Pattern: Saga Pattern (Orchestrated & Choreographed)

Quick facts

  • Category: Backend & Distributed Systems
  • Maturity: Trial
  • Typical team size: 3-6 engineers
  • Typical timeline to MVP: 8-14 weeks
  • Last reviewed: 2026-05-19 by Architecture Team

1. Context

Use this pattern when:

  • A business transaction spans multiple services and must either complete fully or roll back cleanly — but two-phase commit (2PC) is unacceptable due to availability, latency, or vendor lock-in concerns
  • Each step of the transaction has a well-defined compensating action that can undo its effect
  • The requirement is specifically distributed transaction semantics: all-or-nothing completion across service boundaries, with explicit rollback on failure
  • Auditability of each step's outcome and its compensation is a first-class requirement (financial, compliance, regulated industries)

Saga vs Workflow Orchestration

The Saga pattern is a specific pattern for distributed transactions with compensating actions. Workflow Orchestration is the broader architectural style it is usually built on. If your requirement is a long-running process but rollback semantics are not the primary concern, reach for Workflow Orchestration directly. If rollback correctness across service boundaries is the core requirement, add the Saga pattern on top.

Do NOT use this pattern when:

  • The transaction touches a single database — use a local ACID transaction instead; sagas add complexity with no benefit
  • No compensating action is possible for a step (e.g. an SMS has been sent, a payment dispatched to an external network with no recall API) — design the process to make that step last, or accept the risk explicitly
  • The team has not yet adopted event-driven or workflow-orchestration patterns — start with Workflow Orchestration first; the Saga pattern builds on it

2. Problem it solves

A business operation such as customer onboarding touches KYC, sanctions screening, core account creation, card issuance, and channel entitlement — each owned by a different service with its own database. Running these as a single synchronous chain means the slowest or least-available service determines the latency and reliability of the whole flow. Using 2PC locks rows across multiple databases for the duration, which breaks at scale and conflicts with cloud-managed data stores. The Saga pattern runs each step as an independent local transaction and, on any failure, runs compensating transactions in reverse order to restore a consistent state — without any cross-service locking.

3. Solution overview

Sagas come in two flavours. Choose based on team size and coordination needs.

Orchestrated saga

A central coordinator (the orchestrator) issues commands to participants and reacts to their replies. State lives in the orchestrator. Easier to reason about, debug, and visualise; preferred for complex or regulated flows.

flowchart TD
    Client([Client]) -->|start saga| Orchestrator[Saga Orchestrator]

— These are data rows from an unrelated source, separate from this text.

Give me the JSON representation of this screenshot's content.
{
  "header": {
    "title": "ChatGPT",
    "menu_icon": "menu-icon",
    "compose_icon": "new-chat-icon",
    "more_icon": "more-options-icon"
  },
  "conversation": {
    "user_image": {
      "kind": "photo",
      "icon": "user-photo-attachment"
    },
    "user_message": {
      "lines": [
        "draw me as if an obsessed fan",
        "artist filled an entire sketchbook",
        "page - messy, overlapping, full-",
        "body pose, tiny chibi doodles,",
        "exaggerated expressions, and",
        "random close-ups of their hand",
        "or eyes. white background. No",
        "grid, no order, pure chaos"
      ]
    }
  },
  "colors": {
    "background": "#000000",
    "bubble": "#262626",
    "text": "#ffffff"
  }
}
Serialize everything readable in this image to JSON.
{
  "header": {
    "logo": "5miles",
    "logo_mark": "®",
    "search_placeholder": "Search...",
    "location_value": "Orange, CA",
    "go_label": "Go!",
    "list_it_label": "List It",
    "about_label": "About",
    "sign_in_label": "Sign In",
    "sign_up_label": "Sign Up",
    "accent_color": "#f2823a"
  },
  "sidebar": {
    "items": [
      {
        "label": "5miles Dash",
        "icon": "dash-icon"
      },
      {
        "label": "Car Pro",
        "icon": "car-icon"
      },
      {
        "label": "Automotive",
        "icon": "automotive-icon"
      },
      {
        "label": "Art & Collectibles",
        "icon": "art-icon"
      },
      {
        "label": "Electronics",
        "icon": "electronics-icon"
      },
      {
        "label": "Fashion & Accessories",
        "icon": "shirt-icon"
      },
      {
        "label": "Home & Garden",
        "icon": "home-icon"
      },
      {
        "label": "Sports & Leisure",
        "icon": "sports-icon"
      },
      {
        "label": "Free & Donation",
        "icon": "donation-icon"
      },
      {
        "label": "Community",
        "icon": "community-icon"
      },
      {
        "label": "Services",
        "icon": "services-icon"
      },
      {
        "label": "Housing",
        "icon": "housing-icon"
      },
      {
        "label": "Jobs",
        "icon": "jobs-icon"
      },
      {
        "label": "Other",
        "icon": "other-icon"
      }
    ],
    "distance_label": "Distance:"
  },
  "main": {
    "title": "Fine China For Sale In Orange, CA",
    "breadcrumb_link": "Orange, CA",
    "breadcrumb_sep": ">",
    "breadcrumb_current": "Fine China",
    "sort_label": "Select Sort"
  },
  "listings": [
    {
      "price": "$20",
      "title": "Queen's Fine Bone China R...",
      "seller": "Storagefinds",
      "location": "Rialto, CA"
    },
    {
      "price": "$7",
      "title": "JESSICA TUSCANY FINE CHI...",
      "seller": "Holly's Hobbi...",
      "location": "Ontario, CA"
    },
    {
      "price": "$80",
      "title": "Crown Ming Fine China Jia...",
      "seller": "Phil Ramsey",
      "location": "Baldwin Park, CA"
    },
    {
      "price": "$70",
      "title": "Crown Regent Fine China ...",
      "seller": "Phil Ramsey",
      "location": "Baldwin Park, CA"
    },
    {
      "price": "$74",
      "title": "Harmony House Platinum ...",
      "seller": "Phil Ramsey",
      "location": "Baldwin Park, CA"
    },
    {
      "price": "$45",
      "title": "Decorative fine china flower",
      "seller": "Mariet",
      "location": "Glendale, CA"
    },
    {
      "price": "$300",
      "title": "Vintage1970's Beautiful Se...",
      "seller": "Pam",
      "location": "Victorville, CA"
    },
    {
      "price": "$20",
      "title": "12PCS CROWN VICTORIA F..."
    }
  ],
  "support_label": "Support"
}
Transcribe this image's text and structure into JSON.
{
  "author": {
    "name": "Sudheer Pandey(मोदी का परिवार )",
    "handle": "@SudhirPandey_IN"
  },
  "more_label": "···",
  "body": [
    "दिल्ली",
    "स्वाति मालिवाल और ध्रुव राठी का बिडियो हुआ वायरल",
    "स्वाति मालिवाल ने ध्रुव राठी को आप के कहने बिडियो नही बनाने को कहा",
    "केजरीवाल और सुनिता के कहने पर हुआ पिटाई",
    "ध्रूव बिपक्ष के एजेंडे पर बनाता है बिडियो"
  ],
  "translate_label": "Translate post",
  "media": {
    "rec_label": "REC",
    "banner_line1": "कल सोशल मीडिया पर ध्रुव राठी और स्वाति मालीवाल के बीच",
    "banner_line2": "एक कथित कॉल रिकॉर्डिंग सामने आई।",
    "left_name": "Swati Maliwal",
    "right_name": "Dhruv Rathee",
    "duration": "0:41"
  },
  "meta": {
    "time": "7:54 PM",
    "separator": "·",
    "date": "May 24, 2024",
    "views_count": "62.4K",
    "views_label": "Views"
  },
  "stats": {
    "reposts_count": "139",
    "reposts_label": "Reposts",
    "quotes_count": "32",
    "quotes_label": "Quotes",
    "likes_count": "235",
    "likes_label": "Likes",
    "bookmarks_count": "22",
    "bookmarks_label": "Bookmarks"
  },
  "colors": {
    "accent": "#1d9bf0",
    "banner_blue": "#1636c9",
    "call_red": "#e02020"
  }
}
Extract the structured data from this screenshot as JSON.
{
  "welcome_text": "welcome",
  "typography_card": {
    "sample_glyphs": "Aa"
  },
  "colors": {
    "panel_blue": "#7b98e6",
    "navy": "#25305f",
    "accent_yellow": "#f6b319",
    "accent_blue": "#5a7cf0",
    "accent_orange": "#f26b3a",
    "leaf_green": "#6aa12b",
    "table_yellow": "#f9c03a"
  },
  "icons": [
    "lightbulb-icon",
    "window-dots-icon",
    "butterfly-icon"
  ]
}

    Orchestrator -->|1 run KYC check| KYC[KYC Service]
    KYC -->|success / fail| Orchestrator

    Orchestrator -->|2 run sanctions screen| Sanctions[Sanctions Service]
    Sanctions -->|clear / hit| Orchestrator

    Orchestrator -->|3 create core account| Core[Core Banking]
    Core -->|account created / fail| Orchestrator

    Orchestrator -->|4 issue card| Card[Card Service]
    Card -->|card issued / fail| Orchestrator

    Orchestrator -->|5 grant channel access| Channel[Channel Service]
    Channel -->|entitled / fail| Orchestrator

    Orchestrator -->|compensate: close account| Core
    Orchestrator -->|compensate: void card| Card

Choreographed saga

Participants react to domain events published by the previous step. No central coordinator; each service knows only its own trigger event and what to publish next. Lower coupling; harder to trace end-to-end.

flowchart LR
    KYC[KYC Service] -->|kyc.passed| Sanctions[Sanctions Service]
    Sanctions -->|sanctions.cleared| Core[Core Banking]
    Core -->|account.created| Card[Card Service]
    Card -->|card.issued| Channel[Channel Service]
    Channel -->|onboarding.complete| Notify[Notification Service]

    Core -->|account.creation.failed| Compensate1[Compensate:\nCancel KYC reservation]
    Card -->|card.issuance.failed| Compensate2[Compensate:\nClose account]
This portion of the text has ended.